Last week, in a study published in The New England Journal of Medicine, Diana Bianchi and colleagues showed how DNA sequencing can detect an extra copy of a chromosome with remarkable accuracy. This report heralds a new era in prenatal DNA testing.
First, some background: three copies of chromosome 21 causes Down syndrome, a genetic disease that causes intellectual disability and growth delays. Down syndrome is also called trisomy 21, where trisomy = 3 copies of a chromosome instead of the normal 2 copies. Much less common is Edwards syndrome, caused by three copies of chromosome 18. Edwards syndrome, or trisomy 18, has much more severe effects, with the vast majority of pregnancies not making it full term. Having an extra copy of any other chromosome almost always causes an early miscarriage. For many reasons, prospective parents want to know if a fetus carries any of these abnormalities.
The accuracy of the new test is remarkable. Out of 1914 young, healthy pregnant women, there were just 8 pregnancies where the fetus had an extra chromosome, and the test detected all 8. What was most impressive was its low false positive rate: in total, the new DNA-based test had just 9 false positives (for either chromosome 21 or chromosome 18 trisomy). By contrast, the conventional screening test, which also identified all 8 true cases, produced 80 false positives, nearly 9 times as many as DNA sequencing.
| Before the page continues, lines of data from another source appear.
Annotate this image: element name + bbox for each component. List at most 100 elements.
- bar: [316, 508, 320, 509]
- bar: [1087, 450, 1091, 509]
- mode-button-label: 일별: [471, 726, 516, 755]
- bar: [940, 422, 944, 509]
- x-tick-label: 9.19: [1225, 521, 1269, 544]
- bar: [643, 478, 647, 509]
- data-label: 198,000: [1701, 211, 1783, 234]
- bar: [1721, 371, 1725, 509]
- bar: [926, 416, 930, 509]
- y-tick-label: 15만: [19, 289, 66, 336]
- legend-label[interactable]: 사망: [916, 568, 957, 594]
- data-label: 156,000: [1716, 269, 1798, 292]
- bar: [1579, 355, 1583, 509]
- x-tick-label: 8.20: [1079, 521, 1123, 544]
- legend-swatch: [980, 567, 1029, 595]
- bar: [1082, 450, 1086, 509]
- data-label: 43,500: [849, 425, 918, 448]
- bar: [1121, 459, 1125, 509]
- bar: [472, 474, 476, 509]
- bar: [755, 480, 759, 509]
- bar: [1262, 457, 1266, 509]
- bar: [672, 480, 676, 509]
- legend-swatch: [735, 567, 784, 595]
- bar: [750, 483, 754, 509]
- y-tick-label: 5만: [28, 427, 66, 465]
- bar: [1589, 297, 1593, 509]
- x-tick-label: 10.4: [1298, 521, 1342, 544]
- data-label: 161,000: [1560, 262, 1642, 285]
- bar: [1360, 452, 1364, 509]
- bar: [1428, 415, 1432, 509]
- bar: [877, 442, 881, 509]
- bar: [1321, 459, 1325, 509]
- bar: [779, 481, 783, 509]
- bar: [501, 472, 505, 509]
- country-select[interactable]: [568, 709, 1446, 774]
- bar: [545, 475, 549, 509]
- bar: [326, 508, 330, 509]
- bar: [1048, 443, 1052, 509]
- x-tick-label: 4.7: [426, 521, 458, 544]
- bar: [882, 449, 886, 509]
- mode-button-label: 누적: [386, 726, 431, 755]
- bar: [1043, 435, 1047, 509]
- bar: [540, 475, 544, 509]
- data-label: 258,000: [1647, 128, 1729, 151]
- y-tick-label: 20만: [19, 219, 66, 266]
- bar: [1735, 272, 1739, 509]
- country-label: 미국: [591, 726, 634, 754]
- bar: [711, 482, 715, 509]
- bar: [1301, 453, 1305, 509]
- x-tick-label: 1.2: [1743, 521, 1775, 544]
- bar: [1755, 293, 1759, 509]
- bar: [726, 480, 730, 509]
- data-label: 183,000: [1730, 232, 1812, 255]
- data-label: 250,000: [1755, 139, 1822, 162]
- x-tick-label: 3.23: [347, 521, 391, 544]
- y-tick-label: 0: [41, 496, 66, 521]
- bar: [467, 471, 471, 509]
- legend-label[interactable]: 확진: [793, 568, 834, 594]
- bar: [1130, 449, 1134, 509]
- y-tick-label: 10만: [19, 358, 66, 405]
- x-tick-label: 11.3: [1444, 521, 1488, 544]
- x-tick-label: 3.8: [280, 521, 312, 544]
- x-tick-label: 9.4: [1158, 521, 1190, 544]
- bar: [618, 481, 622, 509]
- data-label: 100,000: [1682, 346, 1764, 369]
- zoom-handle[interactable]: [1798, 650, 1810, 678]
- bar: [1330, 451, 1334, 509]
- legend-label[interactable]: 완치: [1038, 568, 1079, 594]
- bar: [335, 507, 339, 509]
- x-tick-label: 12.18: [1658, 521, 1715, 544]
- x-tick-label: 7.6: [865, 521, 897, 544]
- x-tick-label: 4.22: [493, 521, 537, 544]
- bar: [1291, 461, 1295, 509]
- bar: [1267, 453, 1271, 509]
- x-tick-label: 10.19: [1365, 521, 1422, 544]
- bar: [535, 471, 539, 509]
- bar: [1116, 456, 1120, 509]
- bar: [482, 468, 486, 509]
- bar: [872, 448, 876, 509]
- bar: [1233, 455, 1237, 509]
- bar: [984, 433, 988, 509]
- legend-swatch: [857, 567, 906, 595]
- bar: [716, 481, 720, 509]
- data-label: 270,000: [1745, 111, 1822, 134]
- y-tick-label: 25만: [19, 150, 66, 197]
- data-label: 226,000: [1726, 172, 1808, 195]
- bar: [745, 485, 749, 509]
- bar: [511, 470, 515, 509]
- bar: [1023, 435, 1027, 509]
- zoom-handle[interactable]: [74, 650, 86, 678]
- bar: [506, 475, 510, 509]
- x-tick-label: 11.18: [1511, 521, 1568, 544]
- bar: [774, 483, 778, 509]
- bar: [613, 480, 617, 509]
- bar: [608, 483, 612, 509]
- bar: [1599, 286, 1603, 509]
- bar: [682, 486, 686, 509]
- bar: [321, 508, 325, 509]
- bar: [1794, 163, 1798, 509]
Why does this matter? In most cases, women with a positive result on one of these tests will opt for amniocentesis ("amnio"), an invasive procedure where a doctor inserts a long needle directly into the womb and collects a sample of amniotic fluid. Amnio almost always gives a definitive answer about Down syndrome. With the conventional method, its false positive rate is so high that even with a positive test, over 95% of amnios will be negative, versus 55% with the new DNA sequencing test. Or to put it another way, as Bianci et al. wrote:
"if all women with positive results had .. decided to undergo an invasive procedure, there would have been a relative reduction of 89% in the number of diagnostic invasive procedures."89% fewer invasive procedures is a huge reduction, not only in costs but in stress for the parents and risk to the baby (because amnio carries a small risk of miscarriage).
With DNA sequencing getting faster and cheaper every year, it might be surprising that we are only now seeing it used to detect trisomy. The difficulty with detecting an extra copy of a chromosome is that the DNA sequence itself is normal. If you sequence the genome, you won't find any mutations that indicate that the fetus has an extra chromosome copy. This is where the remarkable efficiency of next-generation sequencing comes in.
In a matter of hours, modern sequencing machines can sample millions of small fragments of DNA. We can use computational analysis to determine which fragments come from the fetus, and how many came from each chromosome. If any chromosome has three copies, we'll see a 50% increase in DNA from that chromosome. The power of sequencing lies in large numbers: because we can sequence many fragments from each chromosome, a 50% increase is easy to detect.
The method that Bianchi used to detect trisomy was published in 2011 by Amy Sehnert and colleagues from 2011, some of whom are contributors to the new NEJM study. [Side note: they use a software program called Bowtie, developed by my former student Ben Langmead, to do the analysis.] The method is likely to get even better over time, further reducing the false positive rate.
The American College of Obstetricians and Gynecologists has already recommended DNA testing for pregnant women at high risk of fetal aneuploidy (an extra chromosome). To be precise, they recommend that high-risk pregnant women be offered fetal DNA testing as an option, after they get genetic counseling. This new study, which was conducted in a low-risk population, shows that the benefits of prenatal DNA testing should offered to all women.